Flagging Enthusiasm. Bush's attempt to mess with the Bill of Rights goes down in flames, as Congress experiences a sudden attack of principle and good sense. Having covered their electoral derrières with an anti-flag burning law, lawmakers decline to gussy up the Constitution.
Fast Relief. The American Red Cross outdoes itself in Charleston and San Francisco. It's just the sort of organization that would never get started today. As Milton Friedman points out, broads social-service groups were a 19th-century phenomenon; nowadays, new nonprofits exist mostly to influence government. But would you really rather rely on some Emergency Relief and Blood Supplies Agency?
Rent Check. Rent control increasingly looks like a goner. A U.S. district court orders Santa Barbara, California, to pay mobile-park owners for revenue lost because of the city's rent control statute. Court decisions nibble at the Big Apple. To keep apartments on the market, Santa Monica concocts a price-discrimination scheme—landlords can charge some tenants super-high rents if they charge others super-low ones.
Assembly Line. Economists say no factories are getting built. Builders say otherwise. Engineering companies like Fluor Corp., writes L.A. Times trend spotter James Flanigan, report increased construction worldwide and greater flexibility thanks to computer-aided design. Why the misleading statistics? Much work is in fixing up plants—making refineries less polluting, for instance.
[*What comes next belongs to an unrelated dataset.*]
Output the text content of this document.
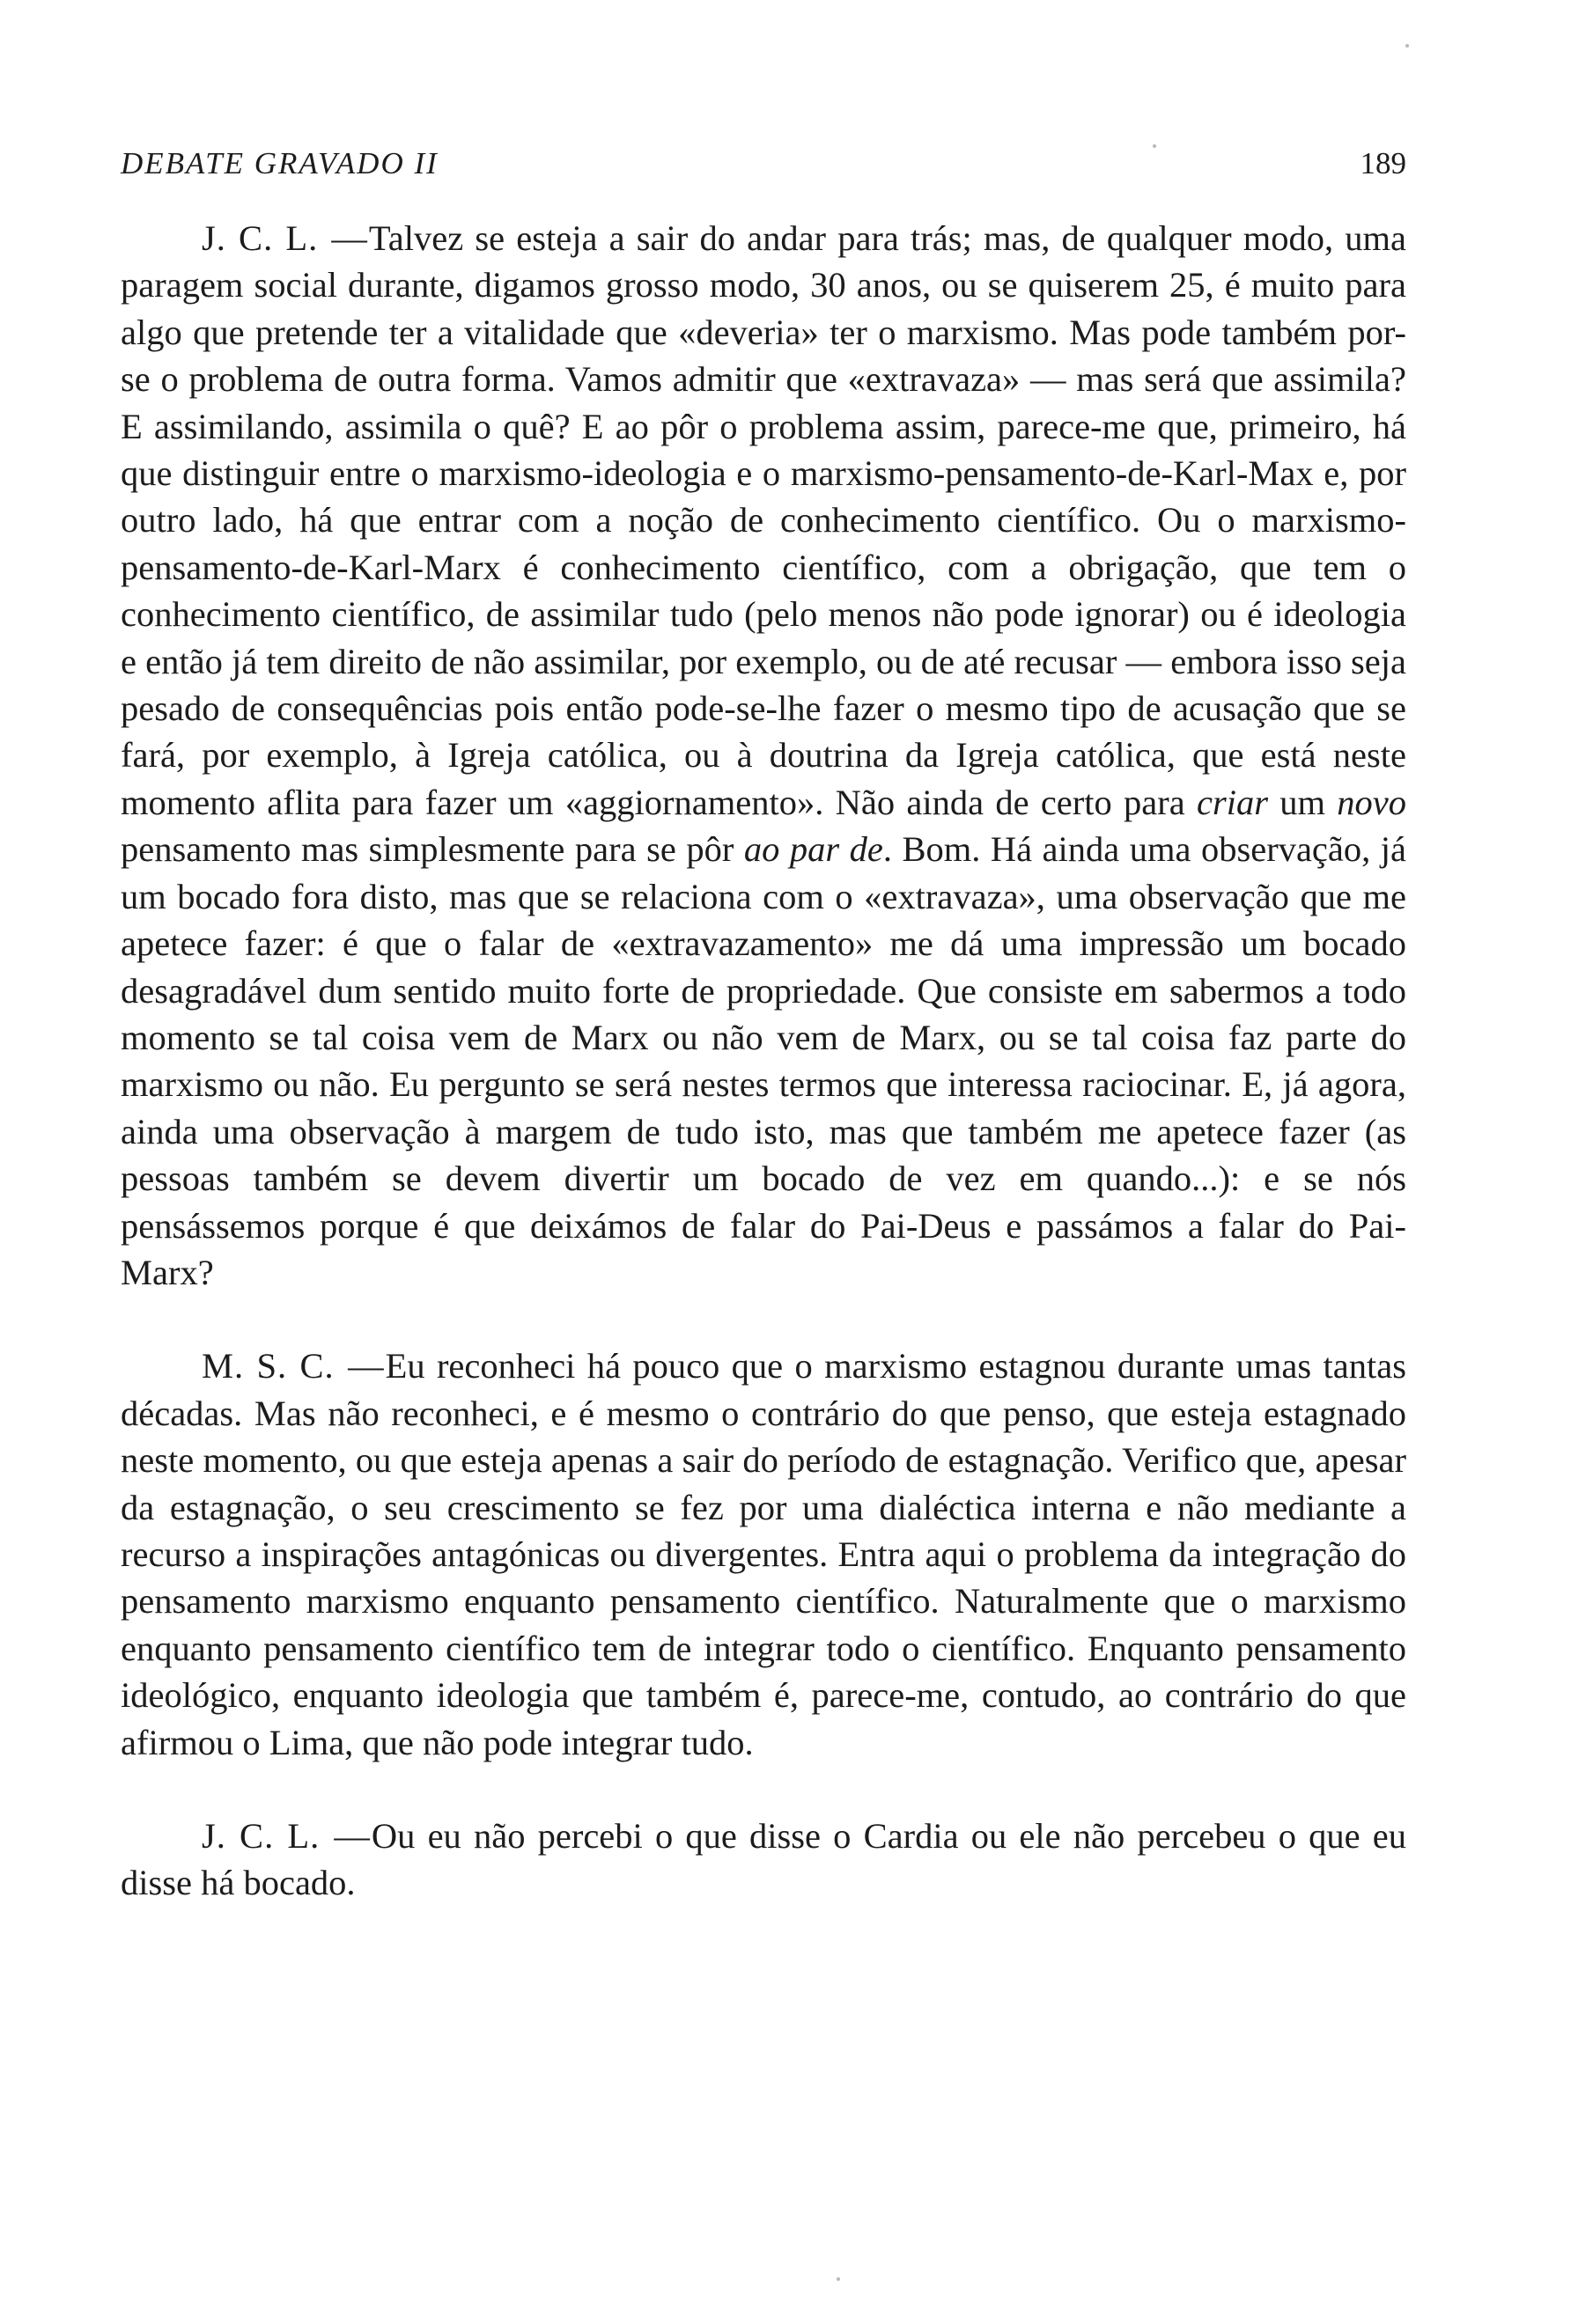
DEBATE GRAVADO II	189

J. C. L. —Talvez se esteja a sair do andar para trás; mas, de qualquer modo, uma paragem social durante, digamos grosso modo, 30 anos, ou se quiserem 25, é muito para algo que pretende ter a vitalidade que «deveria» ter o marxismo. Mas pode também por-se o problema de outra forma. Vamos admitir que «extravaza» — mas será que assimila? E assimilando, assimila o quê? E ao pôr o problema assim, parece-me que, primeiro, há que distinguir entre o marxismo-ideologia e o marxismo-pensamento-de-Karl-Max e, por outro lado, há que entrar com a noção de conhecimento científico. Ou o marxismo-pensamento-de-Karl-Marx é conhecimento científico, com a obrigação, que tem o conhecimento científico, de assimilar tudo (pelo menos não pode ignorar) ou é ideologia e então já tem direito de não assimilar, por exemplo, ou de até recusar — embora isso seja pesado de consequências pois então pode-se-lhe fazer o mesmo tipo de acusação que se fará, por exemplo, à Igreja católica, ou à doutrina da Igreja católica, que está neste momento aflita para fazer um «aggiornamento». Não ainda de certo para criar um novo pensamento mas simplesmente para se pôr ao par de. Bom. Há ainda uma observação, já um bocado fora disto, mas que se relaciona com o «extravaza», uma observação que me apetece fazer: é que o falar de «extravazamento» me dá uma impressão um bocado desagradável dum sentido muito forte de propriedade. Que consiste em sabermos a todo momento se tal coisa vem de Marx ou não vem de Marx, ou se tal coisa faz parte do marxismo ou não. Eu pergunto se será nestes termos que interessa raciocinar. E, já agora, ainda uma observação à margem de tudo isto, mas que também me apetece fazer (as pessoas também se devem divertir um bocado de vez em quando...): e se nós pensássemos porque é que deixámos de falar do Pai-Deus e passámos a falar do Pai-Marx?

M. S. C. —Eu reconheci há pouco que o marxismo estagnou durante umas tantas décadas. Mas não reconheci, e é mesmo o contrário do que penso, que esteja estagnado neste momento, ou que esteja apenas a sair do período de estagnação. Verifico que, apesar da estagnação, o seu crescimento se fez por uma dialéctica interna e não mediante a recurso a inspirações antagónicas ou divergentes. Entra aqui o problema da integração do pensamento marxismo enquanto pensamento científico. Naturalmente que o marxismo enquanto pensamento científico tem de integrar todo o científico. Enquanto pensamento ideológico, enquanto ideologia que também é, parece-me, contudo, ao contrário do que afirmou o Lima, que não pode integrar tudo.

J. C. L. —Ou eu não percebi o que disse o Cardia ou ele não percebeu o que eu disse há bocado.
The rest is spread over many smaller projects instead of yesterday's oil-related whoppers.
Video Tripe. Missouri bans renting or selling horror movies to minors; eight other states consider similar measures. Watching gruesome, nihilistic videotapes probably isn't too good for kids. But the law is worse—so vaguely worded it could apply to nearly anything and another affirmation of the prevailing notion that the state must play parent because parents won't.
Space Odyssey. American Rocket Co.'s commercial rocket fails to take off, apparently because of a faulty valve. After debugging, AMROC vows to try again—and seems to have the capital to keep going, with layoffs.
General Will. Daniel Ortega proves once again that Nicaraguan chutzpah knows no bounds. Using a conference on peace and democracy to announce suspension of the cease-fire with the Contras was a definite faux pas. Even Chris Dodd was shocked. But Ortega is smart enough to know it doesn't matter what he does. No policy will change—either in Washington or Latin capitals. He might as well have fun showing how much he can get away with.
Culture Club. European governments plot ways to keep evil American TV shows out of continental living rooms. A major concern: Not trash TV but public-affairs programs. It seems U.S. news beats most world reports.